Но все же у людей той эпохи были свои представления об окружающей природе, соответствующие их времени.
Так, имя Глендеарг, что значит Красная долина, произошло, по-видимому, не только от пурпурного цвета вереска, в изобилии растущего по склонам обрывов, но и от темно-красного цвета утесов и каменных осыпей, которые на местном наречии именуются стремнинами. Другая долина, лежащая у истоков реки Этрик, тоже звалась Красной, и по тем же причинам. И, вероятно, в Шотландии найдется еще много долин с таким же названием.
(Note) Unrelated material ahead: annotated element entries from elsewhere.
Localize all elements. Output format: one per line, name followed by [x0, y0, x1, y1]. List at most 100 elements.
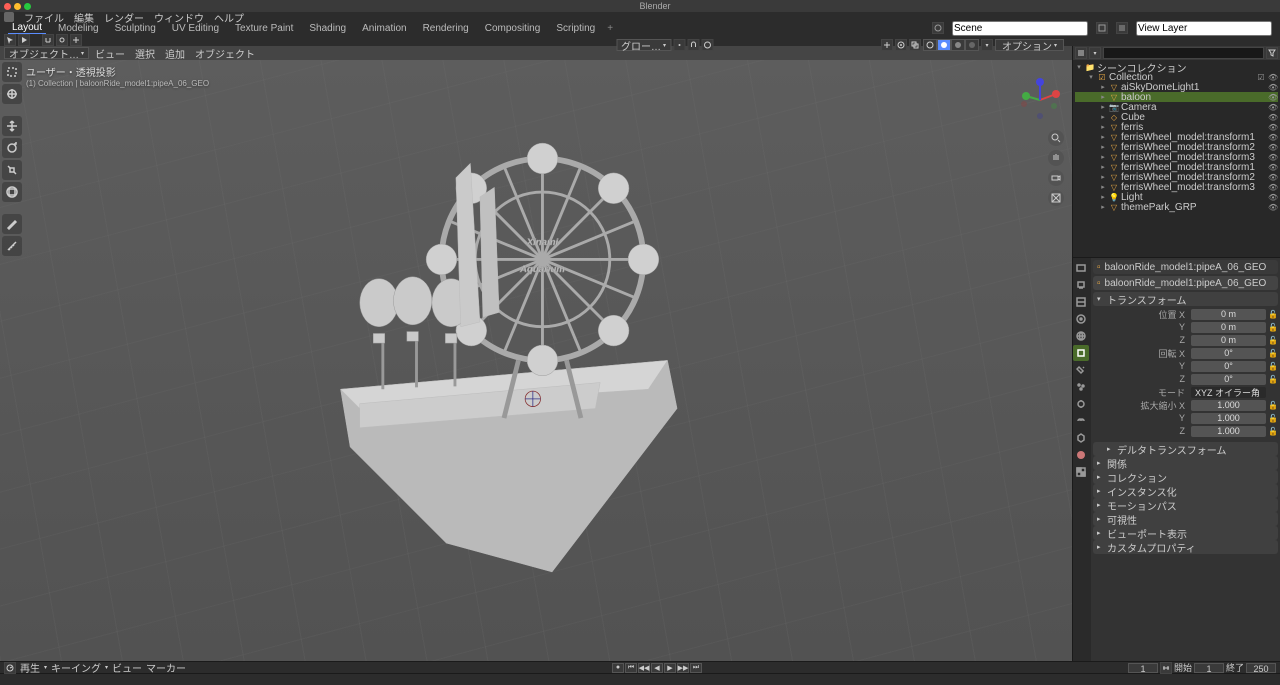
rot-mode-dropdown[interactable]: XYZ オイラー角: [1191, 387, 1266, 398]
tool-transform[interactable]: [2, 182, 22, 202]
outliner-search-input[interactable]: [1103, 47, 1264, 59]
viewlayer-browse-icon[interactable]: [1116, 22, 1128, 34]
pivot-icon[interactable]: [673, 39, 685, 51]
scale-z-field[interactable]: 1.000: [1191, 426, 1266, 437]
loc-x-field[interactable]: 0 m: [1191, 309, 1266, 320]
tl-jump-start-icon[interactable]: ⏮: [625, 663, 637, 673]
maximize-icon[interactable]: [24, 3, 31, 10]
tree-item[interactable]: ▸▽ferrisWheel_model:transform2👁: [1075, 172, 1278, 182]
scene-mesh[interactable]: Xinami Aquarium: [236, 120, 772, 601]
prop-tab-constraints[interactable]: [1073, 413, 1089, 429]
section-delta-transform[interactable]: ▸デルタトランスフォーム: [1093, 442, 1278, 456]
tool-cursor[interactable]: [2, 84, 22, 104]
prop-edit-icon[interactable]: [701, 39, 713, 51]
tl-end-frame[interactable]: 250: [1246, 663, 1276, 673]
tl-start-frame[interactable]: 1: [1194, 663, 1224, 673]
tree-collection[interactable]: ▾ ☑ Collection ☑👁: [1075, 72, 1278, 82]
minimize-icon[interactable]: [14, 3, 21, 10]
prop-tab-world[interactable]: [1073, 328, 1089, 344]
tl-prev-key-icon[interactable]: ◀◀: [638, 663, 650, 673]
nav-zoom-icon[interactable]: [1048, 130, 1064, 146]
shading-solid-icon[interactable]: [937, 39, 951, 51]
prop-tab-data[interactable]: [1073, 430, 1089, 446]
scale-y-field[interactable]: 1.000: [1191, 413, 1266, 424]
section-visibility[interactable]: ▸可視性: [1093, 512, 1278, 526]
timeline-editor-icon[interactable]: [4, 662, 16, 674]
tree-item[interactable]: ▸▽ferrisWheel_model:transform1👁: [1075, 132, 1278, 142]
tab-compositing[interactable]: Compositing: [481, 23, 545, 34]
prop-tab-texture[interactable]: [1073, 464, 1089, 480]
snap-icon[interactable]: [42, 34, 54, 46]
outliner-tree[interactable]: ▾📁 シーンコレクション ▾ ☑ Collection ☑👁 ▸▽aiSkyDo…: [1073, 60, 1280, 257]
section-transform[interactable]: ▾トランスフォーム: [1093, 292, 1278, 306]
tab-animation[interactable]: Animation: [358, 23, 410, 34]
xray-icon[interactable]: [909, 39, 921, 51]
tl-autokey-icon[interactable]: ●: [612, 663, 624, 673]
tl-current-frame[interactable]: 1: [1128, 663, 1158, 673]
vis-overlay-icon[interactable]: [895, 39, 907, 51]
rot-x-field[interactable]: 0°: [1191, 348, 1266, 359]
vp-menu-view[interactable]: ビュー: [95, 46, 125, 61]
orientation-icon[interactable]: [70, 34, 82, 46]
prop-tab-render[interactable]: [1073, 260, 1089, 276]
prop-object-name[interactable]: ▫ baloonRide_model1:pipeA_06_GEO: [1093, 276, 1278, 290]
section-instancing[interactable]: ▸インスタンス化: [1093, 484, 1278, 498]
tool-measure[interactable]: [2, 236, 22, 256]
loc-z-field[interactable]: 0 m: [1191, 335, 1266, 346]
blender-logo-icon[interactable]: [4, 12, 14, 22]
vp-menu-object[interactable]: オブジェクト: [195, 46, 255, 61]
tab-rendering[interactable]: Rendering: [419, 23, 473, 34]
shading-rendered-icon[interactable]: [965, 39, 979, 51]
section-custom-props[interactable]: ▸カスタムプロパティ: [1093, 540, 1278, 554]
mode-dropdown[interactable]: オブジェクト… ▾: [4, 47, 89, 59]
section-collections[interactable]: ▸コレクション: [1093, 470, 1278, 484]
tree-item[interactable]: ▸▽baloon👁: [1075, 92, 1278, 102]
nav-gizmo[interactable]: [1016, 76, 1064, 124]
prop-breadcrumb[interactable]: ▫ baloonRide_model1:pipeA_06_GEO: [1093, 260, 1278, 274]
tab-texpaint[interactable]: Texture Paint: [231, 23, 297, 34]
tab-add-button[interactable]: +: [607, 23, 613, 34]
nav-persp-icon[interactable]: [1048, 190, 1064, 206]
prop-tab-viewlayer[interactable]: [1073, 294, 1089, 310]
tree-item[interactable]: ▸◇Cube👁: [1075, 112, 1278, 122]
tl-range-icon[interactable]: [1160, 662, 1172, 674]
rot-z-field[interactable]: 0°: [1191, 374, 1266, 385]
viewport-3d[interactable]: オブジェクト… ▾ ビュー 選択 追加 オブジェクト グロー… ▾: [0, 46, 1072, 661]
loc-y-field[interactable]: 0 m: [1191, 322, 1266, 333]
shading-dropdown-icon[interactable]: ▾: [981, 39, 993, 51]
options-dropdown[interactable]: オプション ▾: [995, 39, 1064, 51]
tree-scene-collection[interactable]: ▾📁 シーンコレクション: [1075, 62, 1278, 72]
orientation-dropdown[interactable]: グロー… ▾: [616, 39, 671, 51]
tool-annotate[interactable]: [2, 214, 22, 234]
prop-tab-modifiers[interactable]: [1073, 362, 1089, 378]
prop-tab-particles[interactable]: [1073, 379, 1089, 395]
prop-tab-material[interactable]: [1073, 447, 1089, 463]
tree-item[interactable]: ▸▽ferris👁: [1075, 122, 1278, 132]
outliner-display-icon[interactable]: ▾: [1089, 47, 1101, 59]
tree-item[interactable]: ▸▽aiSkyDomeLight1👁: [1075, 82, 1278, 92]
tree-item[interactable]: ▸📷Camera👁: [1075, 102, 1278, 112]
tl-play-icon[interactable]: ▶: [664, 663, 676, 673]
tree-item[interactable]: ▸💡Light👁: [1075, 192, 1278, 202]
prop-tab-physics[interactable]: [1073, 396, 1089, 412]
scene-new-button[interactable]: [1096, 22, 1108, 34]
section-relations[interactable]: ▸関係: [1093, 456, 1278, 470]
section-viewport-display[interactable]: ▸ビューポート表示: [1093, 526, 1278, 540]
nav-pan-icon[interactable]: [1048, 150, 1064, 166]
tree-item[interactable]: ▸▽ferrisWheel_model:transform3👁: [1075, 182, 1278, 192]
vp-menu-select[interactable]: 選択: [135, 46, 155, 61]
rot-y-field[interactable]: 0°: [1191, 361, 1266, 372]
prop-tab-scene[interactable]: [1073, 311, 1089, 327]
tree-item[interactable]: ▸▽ferrisWheel_model:transform2👁: [1075, 142, 1278, 152]
tree-item[interactable]: ▸▽ferrisWheel_model:transform3👁: [1075, 152, 1278, 162]
snap-mode-icon[interactable]: [56, 34, 68, 46]
tl-play-rev-icon[interactable]: ◀: [651, 663, 663, 673]
tool-select-box[interactable]: [2, 62, 22, 82]
outliner-filter-icon[interactable]: [1266, 47, 1278, 59]
snap-toggle-icon[interactable]: [687, 39, 699, 51]
scene-name-input[interactable]: [952, 21, 1088, 36]
tool-scale[interactable]: [2, 160, 22, 180]
scale-x-field[interactable]: 1.000: [1191, 400, 1266, 411]
tab-layout[interactable]: Layout: [8, 22, 46, 34]
cursor-tool-icon[interactable]: [4, 34, 16, 46]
Глендеарг, о котором мы ведем рассказ, не мог похвастаться большим количеством жителей, поэтому суеверное воображение – дабы он их не вовсе был лишен – населило его существами из потустороннего мира. Дикий и своенравный Темный человек из трясины (по-видимому, потомок северных карликов) как будто не раз появлялся в этой местности, в особенности после осеннего равноденствия, когда туманы сгущались и предметы бывали трудноразличимы. Также и шотландские феи, племя причудливых, раздражительных и озорных существ (племя порой капризно-благосклонное к смертным, но чаще им враждебное), по всеобщему убеждению, обосновалось в самом глухом углу этой долины. На это указывало и подлинное ее название – Корри-нан-Шиан, что на испорченном кельтском языке значит «пещера фей». Однако местные жители упоминали об этой пещере с большой осторожностью, избегая произносить ее название, так как существовало убеждение, распространенное во всех британских и кельтских провинциях Шотландии (да и поныне еще не изжитое в разных частях страны), что об этом своенравном племени фантастических существ не следует говорить ни хорошо, ни дурно, дабы не вызвать их раздражения. Молчания и тайны – вот чего они в первую очередь требуют от тех, кто случайно потревожил их во время развлечений или натолкнулся на их жилище.
Таким образом, лощина, где располагался укрепленный форт, именуемый башней Глендеарг (до которого можно было добраться, лишь поднимаясь от широкого дола реки Твид вверх по описанному нами ущелью), внушала необъяснимый ужас. За холмом, на котором, как мы уже сказали, стояла башня, каменистая гряда становилась еще круче, до такой степени сужаясь вдоль ручья, что тропинка, бегущая рядом с ним, оказывалась еле заметной. И наконец, ущелье завершалось бурным водопадом, который пенистой струей низвергался по двум или трем откосам в бездну. Однако далее в том же направлении, на плоскогорье, возвышавшемся над водопадом, расположено было обширное и топкое болото, посещаемое одними водяными птицами, дикое, пустынное и, казалось, бескрайнее. Оно в значительной мере охраняло обитателей долины от нападения соседей с севера.
Беспокойным и неутомимым «болотным людям» эта трясина была хорошо известна и подчас служила убежищем. Они часто спускались вниз по ущелью, заходили в башню, просили о гостеприимстве и не получали в нем отказа. Но мирные обитатели башни все же относились к ним довольно сдержанно, принимая их так, как европейский поселенец мог бы принимать отряд североамериканских индейцев, – не столько из радушия, сколько из страха, и от всей души мечтая, чтобы непрошеные гости поскорее его покинули.